June 25 (UPI) -- Jameela Jamil questioned beauty standards in a reflective post on Instagram after calling out television personality and beauty mogul Kim Kardashian.
The 33-year-old British actress embraced her eczema and stretch marks in a post Tuesday after publicly taking a "hard pass" on Kardashian's new body makeup collection.
Jamil re-posted a tweet on Instagram where she detailed how eczema and Ehlers Danlos Syndrome have affected the appearance of her body.
"I have such severe eczema all over that my legs are covered in huge patches of pigment loss from scratching. I have a tonne of stretch marks, and because I have Ehlers Danlos Syndrome, *every* time I cut, I scar," she wrote. "I *refuse* to have these normal human marks weaponised against me."
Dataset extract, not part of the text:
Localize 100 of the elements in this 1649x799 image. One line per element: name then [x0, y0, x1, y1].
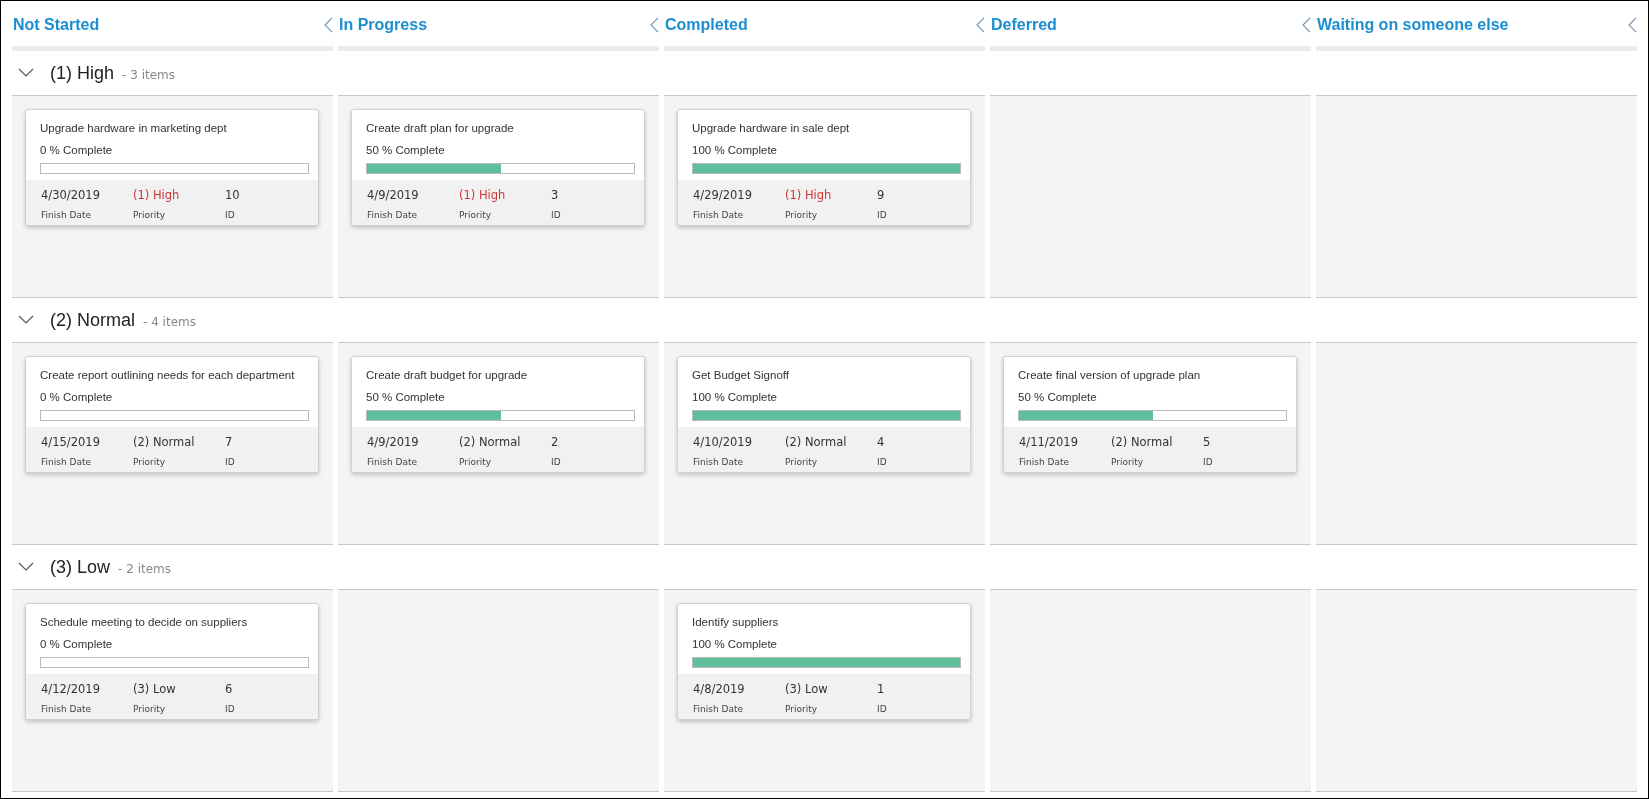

In the caption, Jamil rejected societal pressure to cover up her scars and stretch marks with makeup.
"Seeing more and more companies sell *always marketing at women* make up that is for your body, to cover all your 'flaws,'" the star wrote. "This is a nightmare for your clothes, furniture, bedsheets, bank account, especially if you are tall or curvy, as you need so much extra."
"Yes I understand we should all be allowed to do whatever makes us feel good, but can we not also question why fully disguising our entire natural selves makes us feel better? Why do we feel bad about ourselves? Who did that? who profits off it?" she asked. "Isn't there something a BIT off about making people's happiness and confidence lie in doll-like perfection? I'm finding it all deeeeeply suspicious myself..."
Jamil had called out Kardashian in a tweet Monday after the television personality announced her KKW Beauty body collection, which Kardashian says she uses to cover her psoriasis.
"Hard pass," Jamil wrote. "I'd rather just make peace with my million stretch marks and eczema. Taking off my mascara is enough of a pain in the arse. Save money and time and give yourself a damn break."
Jamil engaged with social media users Monday evening on Twitter, explaining how her approach is to go after "the product and the seller, not the consumer."
"Where am I shaming the people who want to wear make up? I'm shaming the people who have made us think we NEED to be 'flawless' to be acceptable. Showing no normal bodies with normal marks in media is part of what fuels the bullying and shaming," she responded to one critic.